Among Reno's findings:
-"There is no evidence that any calls were made from the Oval Office or any other official White House work space" by Clinton while soliciting money. One likely Oval Office call was a "thank you" for $100,000 already pledged.
-Gore was unaware that some of the contributions he raised were diverted by party officials from so-called soft money accounts that pay for party and issue ads to hard money accounts that supported the Clinton-Gore re-election directly. Investigators identified 45 people he obtained money from, but only 5 of these contributions were diverted.
Evidence from those contacted supported Gore's claim he intended to raise soft money. "There is no evidence that the Vice President was aware that part of the donations would be deposited into hard money accounts, and the donors' own descriptions of the solicitations make it clear that they interpreted the solicitations as being for soft money," Reno wrote.
Even though there is a legal question whether a 114-year-old law banning solicitation in federal offices applies to these calls, Reno said she assumed it did. Nevertheless, she said, Gore's actions were not covered because the law bars only solicitation of hard money contributions. She also said there were no aggrevating factors like coercion, which the department traditionally demands before prosecuting under this statute.
The telephone fund-raising inquiry was pushed into the spotlight by demands from Republicans on Capitol Hill, newspaper disclosures and the timetables set by the independent counsel law. It led to questioning of Clinton and Gore by Justice Department lawyers and FBI agents.
But it was always just part of a broader investigation by 120 lawyers and FBI agents into numerous campaign fund-raising transactions and figures, including possible Chinese and other foreign donations and use of the White House as a fund-raising tool.
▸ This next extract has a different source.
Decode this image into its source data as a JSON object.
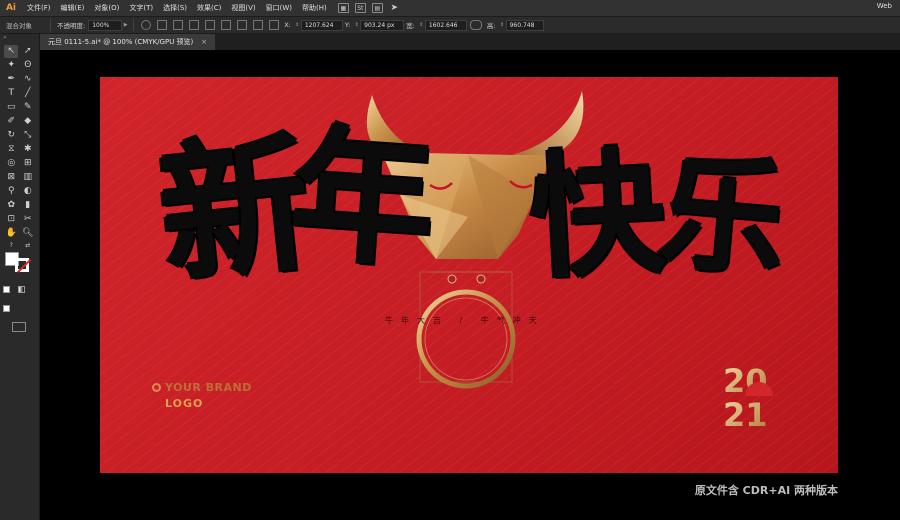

Some Republicans, including Burton, also are under scrutiny.
Indictments of at least two Democratic fund-raisers for concealing the identities of real donors are expected later this month.
And Reno must decide by Dec. 15 whether further investigation is needed into what role, if any, Clinton played in the Interior Department's denial of an Indian casino which was opposed by other tribes who contributed to the Democrats.